Stage 7 Alzheimers...My Dad
My dad was diagnosed with Alzheimers 10 yrs ago, and he was in stage 1. He is now 84 as of Dec. 2012. He is in stage 7A from what I can gather. He had to go into a nursing home 2 yrs ago from incontinence as my mother could not physically handle it at her age. It was horrible having to see him go into one, but he is in an excellent place. I wish I could care for him in my home and wait on him hand and foot, but I can't do the "changing" for the incontinence since he still knows Im his daughter. He would be very embarrassed. Mom does not want that. My husband still works too, and we can't afford a nurse to live with us 24/7, so we had no choice. Mom goes over to be with him 5 days a week, and my sister and I see him twice a week, and our husbands too. My niece works there as well as an RN. That is a real plus.
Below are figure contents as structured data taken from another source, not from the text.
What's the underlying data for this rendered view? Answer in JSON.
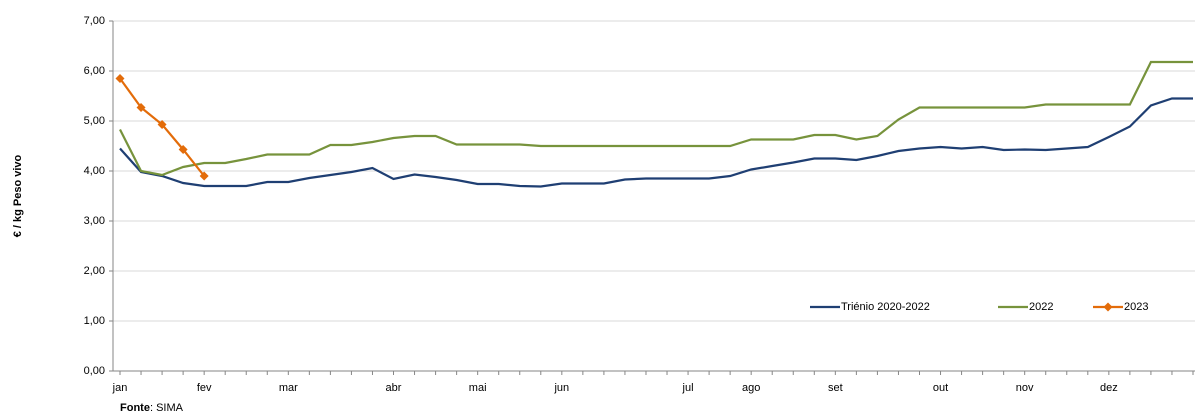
{
  "chart_data": {
    "type": "line",
    "ylabel": "€ / kg Peso vivo",
    "source": {
      "label": "Fonte",
      "text": ": SIMA"
    },
    "categories": [
      "jan",
      null,
      null,
      null,
      "fev",
      null,
      null,
      null,
      "mar",
      null,
      null,
      null,
      null,
      "abr",
      null,
      null,
      null,
      "mai",
      null,
      null,
      null,
      "jun",
      null,
      null,
      null,
      null,
      null,
      "jul",
      null,
      null,
      "ago",
      null,
      null,
      null,
      "set",
      null,
      null,
      null,
      null,
      "out",
      null,
      null,
      null,
      "nov",
      null,
      null,
      null,
      "dez",
      null,
      null,
      null,
      null
    ],
    "series": [
      {
        "name": "Triénio 2020-2022",
        "color": "#1f3f73",
        "marker": false,
        "values": [
          4.45,
          3.98,
          3.9,
          3.76,
          3.7,
          3.7,
          3.7,
          3.78,
          3.78,
          3.86,
          3.92,
          3.98,
          4.06,
          3.84,
          3.93,
          3.88,
          3.82,
          3.74,
          3.74,
          3.7,
          3.69,
          3.75,
          3.75,
          3.75,
          3.83,
          3.85,
          3.85,
          3.85,
          3.85,
          3.9,
          4.03,
          4.1,
          4.17,
          4.25,
          4.25,
          4.22,
          4.3,
          4.4,
          4.45,
          4.48,
          4.45,
          4.48,
          4.42,
          4.43,
          4.42,
          4.45,
          4.48,
          4.68,
          4.89,
          5.31,
          5.45,
          5.45
        ]
      },
      {
        "name": "2022",
        "color": "#77933c",
        "marker": false,
        "values": [
          4.83,
          4.0,
          3.92,
          4.08,
          4.16,
          4.16,
          4.24,
          4.33,
          4.33,
          4.33,
          4.52,
          4.52,
          4.58,
          4.66,
          4.7,
          4.7,
          4.53,
          4.53,
          4.53,
          4.53,
          4.5,
          4.5,
          4.5,
          4.5,
          4.5,
          4.5,
          4.5,
          4.5,
          4.5,
          4.5,
          4.63,
          4.63,
          4.63,
          4.72,
          4.72,
          4.63,
          4.7,
          5.03,
          5.27,
          5.27,
          5.27,
          5.27,
          5.27,
          5.27,
          5.33,
          5.33,
          5.33,
          5.33,
          5.33,
          6.18,
          6.18,
          6.18
        ]
      },
      {
        "name": "2023",
        "color": "#e36c0a",
        "marker": true,
        "values": [
          5.85,
          5.27,
          4.93,
          4.43,
          3.9,
          null,
          null,
          null,
          null,
          null,
          null,
          null,
          null,
          null,
          null,
          null,
          null,
          null,
          null,
          null,
          null,
          null,
          null,
          null,
          null,
          null,
          null,
          null,
          null,
          null,
          null,
          null,
          null,
          null,
          null,
          null,
          null,
          null,
          null,
          null,
          null,
          null,
          null,
          null,
          null,
          null,
          null,
          null,
          null,
          null,
          null,
          null
        ]
      }
    ],
    "ylim": [
      0,
      7
    ],
    "yticks": [
      {
        "value": 0,
        "label": "0,00"
      },
      {
        "value": 1,
        "label": "1,00"
      },
      {
        "value": 2,
        "label": "2,00"
      },
      {
        "value": 3,
        "label": "3,00"
      },
      {
        "value": 4,
        "label": "4,00"
      },
      {
        "value": 5,
        "label": "5,00"
      },
      {
        "value": 6,
        "label": "6,00"
      },
      {
        "value": 7,
        "label": "7,00"
      }
    ],
    "grid": true,
    "legend": "lower right"
  }
}
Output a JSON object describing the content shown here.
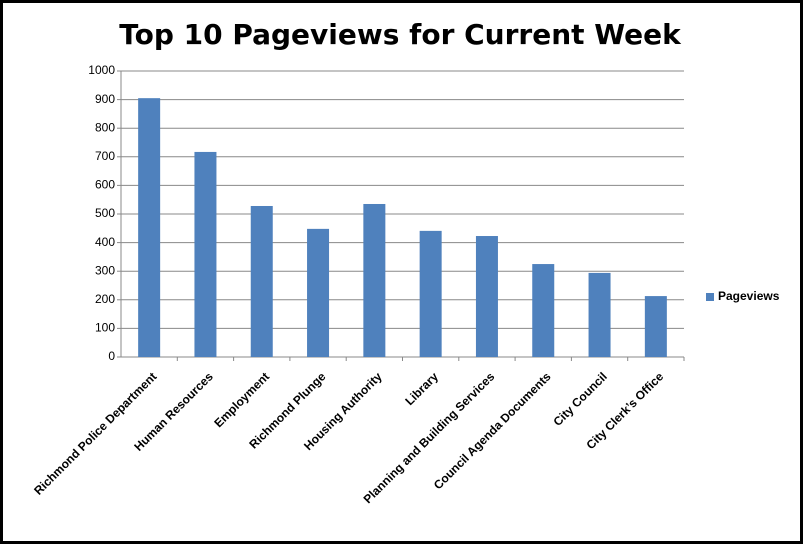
{
  "chart_data": {
    "type": "bar",
    "title": "Top 10 Pageviews for Current Week",
    "categories": [
      "Richmond Police Department",
      "Human Resources",
      "Employment",
      "Richmond Plunge",
      "Housing Authority",
      "Library",
      "Planning and Building Services",
      "Council Agenda Documents",
      "City Council",
      "City Clerk’s Office"
    ],
    "series": [
      {
        "name": "Pageviews",
        "color": "#4f81bd",
        "values": [
          905,
          717,
          528,
          448,
          535,
          441,
          423,
          325,
          294,
          213
        ]
      }
    ],
    "ylim": [
      0,
      1000
    ],
    "yticks": [
      0,
      100,
      200,
      300,
      400,
      500,
      600,
      700,
      800,
      900,
      1000
    ],
    "grid": true,
    "legend": "right"
  }
}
He is totally healthy otherwise. He could not walk at all at the end of his 7th year with it. The walking was a gradual decline with a weak gate, then the walker, then falling once in a while, then one day he just could not stand anymore. Not a thing you can do about it. During the 9th year he became fully incontinent. He speaks very little now but when he does on rare occasions, he has said up to 6 words in a row with full meaning. He can still read aloud with some coaxing, and is fully aware of understanding us when we talk to him. He does not converse though. If we ask him something like 'do you want a glass of water" he will shake his head yes or no and sometimes he will say it. He still remembers my sister and I and our mother by name most of the time, but that is all. He can sit up in a wheelchair but can't sit up on his own. He has to be placed into it. He eats real well, sometimes on his own and sometimes he has to be fed. He takes over an hour to eat a full meal. He has to have full care with showers, getting dressed, and the like.
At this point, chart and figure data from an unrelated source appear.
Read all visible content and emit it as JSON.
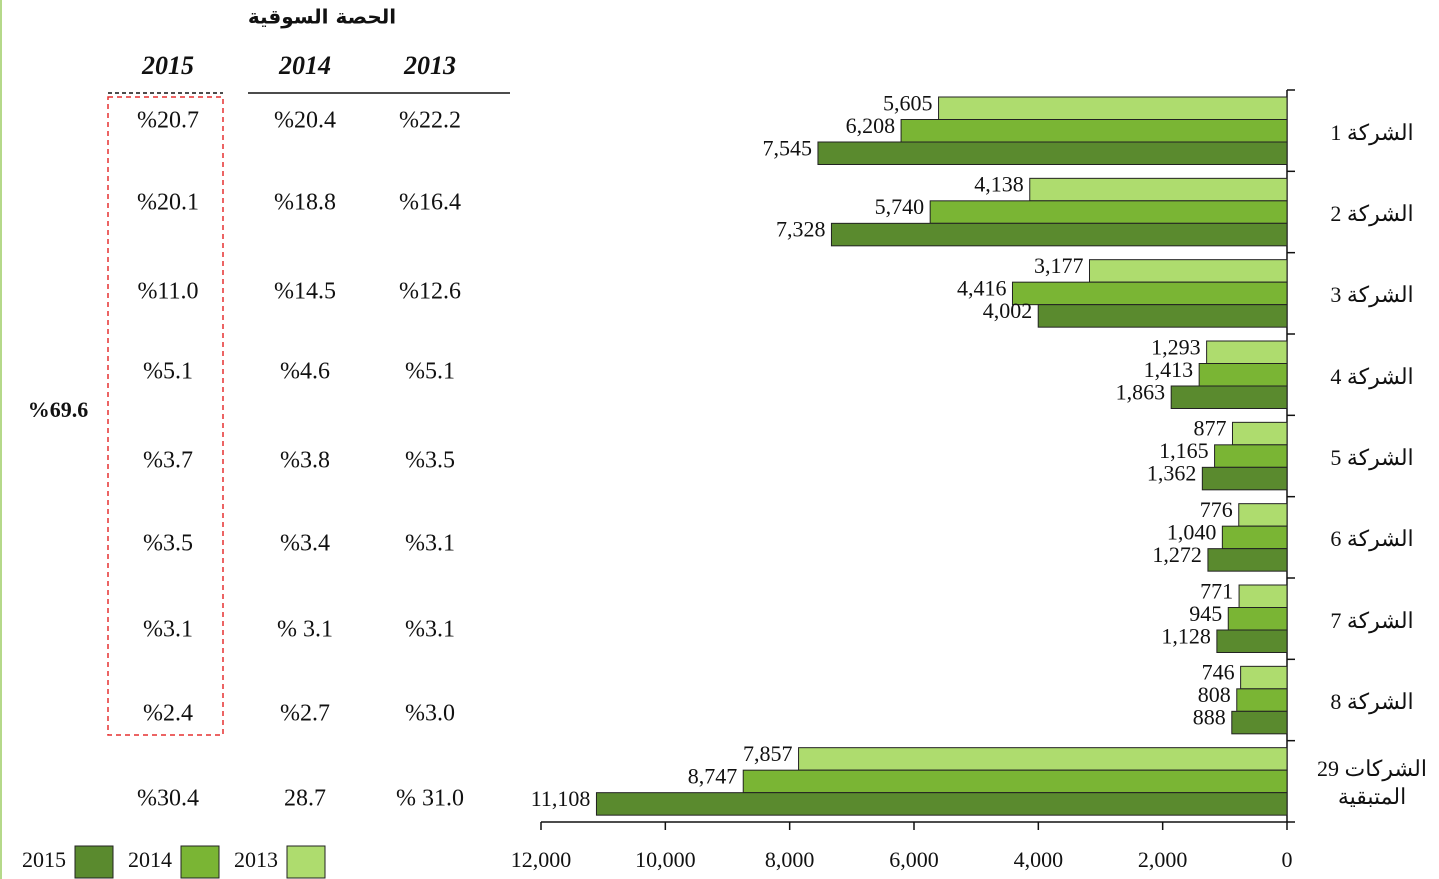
{
  "chart_data": {
    "type": "bar",
    "orientation": "horizontal",
    "x_reversed": true,
    "categories": [
      "الشركة 1",
      "الشركة 2",
      "الشركة 3",
      "الشركة 4",
      "الشركة 5",
      "الشركة 6",
      "الشركة 7",
      "الشركة 8",
      "الشركات 29 المتبقية"
    ],
    "series": [
      {
        "name": "2013",
        "color": "#aedc6e",
        "values": [
          5605,
          4138,
          3177,
          1293,
          877,
          776,
          771,
          746,
          7857
        ],
        "value_labels": [
          "5,605",
          "4,138",
          "3,177",
          "1,293",
          "877",
          "776",
          "771",
          "746",
          "7,857"
        ]
      },
      {
        "name": "2014",
        "color": "#7ab534",
        "values": [
          6208,
          5740,
          4416,
          1413,
          1165,
          1040,
          945,
          808,
          8747
        ],
        "value_labels": [
          "6,208",
          "5,740",
          "4,416",
          "1,413",
          "1,165",
          "1,040",
          "945",
          "808",
          "8,747"
        ]
      },
      {
        "name": "2015",
        "color": "#5a8a2e",
        "values": [
          7545,
          7328,
          4002,
          1863,
          1362,
          1272,
          1128,
          888,
          11108
        ],
        "value_labels": [
          "7,545",
          "7,328",
          "4,002",
          "1,863",
          "1,362",
          "1,272",
          "1,128",
          "888",
          "11,108"
        ]
      }
    ],
    "xlim": [
      0,
      12000
    ],
    "xticks": [
      0,
      {
        "value": 2000,
        "label": "2,000"
      },
      {
        "value": 4000,
        "label": "4,000"
      },
      {
        "value": 6000,
        "label": "6,000"
      },
      {
        "value": 8000,
        "label": "8,000"
      },
      {
        "value": 10000,
        "label": "10,000"
      },
      {
        "value": 12000,
        "label": "12,000"
      }
    ],
    "grid": false
  },
  "table": {
    "title": "الحصة السوقية",
    "columns": [
      "2015",
      "2014",
      "2013"
    ],
    "rows": [
      [
        "%20.7",
        "%20.4",
        "%22.2"
      ],
      [
        "%20.1",
        "%18.8",
        "%16.4"
      ],
      [
        "%11.0",
        "%14.5",
        "%12.6"
      ],
      [
        "%5.1",
        "%4.6",
        "%5.1"
      ],
      [
        "%3.7",
        "%3.8",
        "%3.5"
      ],
      [
        "%3.5",
        "%3.4",
        "%3.1"
      ],
      [
        "%3.1",
        "% 3.1",
        "%3.1"
      ],
      [
        "%2.4",
        "%2.7",
        "%3.0"
      ],
      [
        "%30.4",
        "28.7",
        "% 31.0"
      ]
    ],
    "total": "%69.6"
  }
}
He used to be super athletic, the outdoorsman, extremelly attractive man, an active senior citizen always on the go, traveling, and its so hard to see him stuck in a wheel chair. Its so very sad. He seems to be content and happy where he is, but its so hard on us. My mother is coping well, lives in her own home 10 minutes from me and my husband, and sister. We are each others support during this time of sadness. Dad is otherwise doing fine, so Im thinking he will be here a few more years even. He gets lots of attention and visits from us. We take him on strolls outside when the weather permits. He smiles, is gentle and kind, and never has outbursts or things like you hear about with the end stages. We are so very thankful for that. he sleeps well at night too.
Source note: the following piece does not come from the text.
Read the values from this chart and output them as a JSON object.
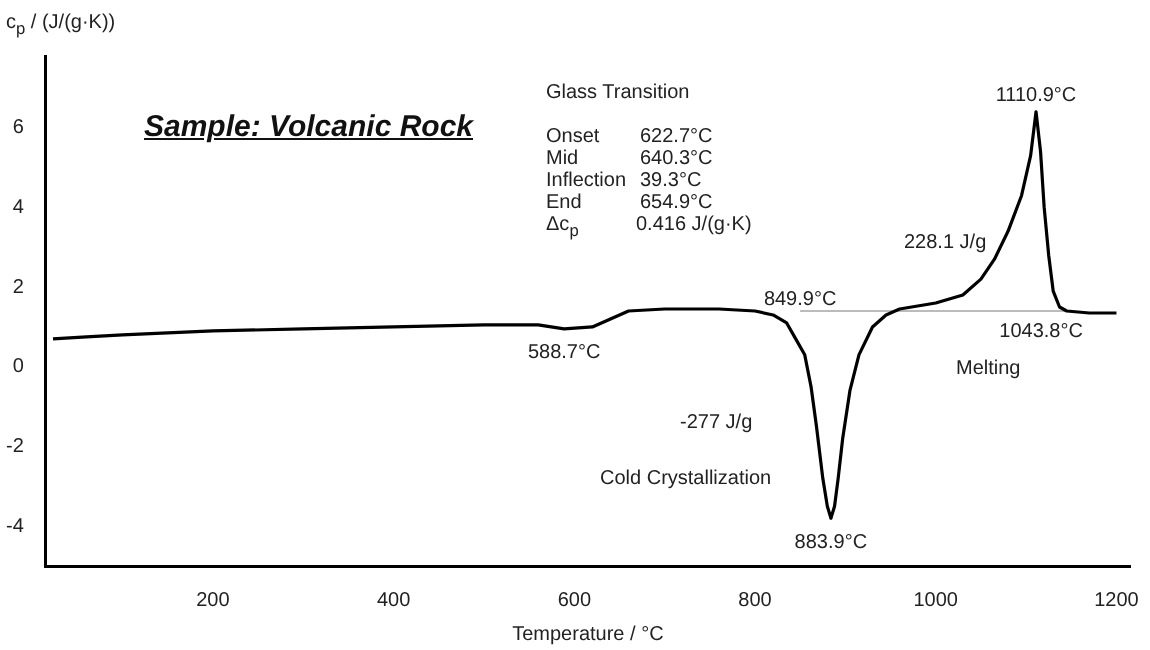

What a hard disease to deal with. I am sad every day, and I am not the same. I probably never will be. We are a very very close family, and this is so hard. I cried everyday the first 1 and 1/2 yrs he was in the nursing home. I missed him being with mom, and knowing he was over there in his own little room alone at night. It is however a first class care center that has lots of activities, and entertainment, parties and such. We are so thankful for that.
Our strength comes from each other, and our God. We cherish each and every day we have with him. He still smiles a lot, and has some of his funny personality that shines through still that is priceless. I pray all the time that he does not forget out mother. That alone would be a miracle, but then again, miracles do happen.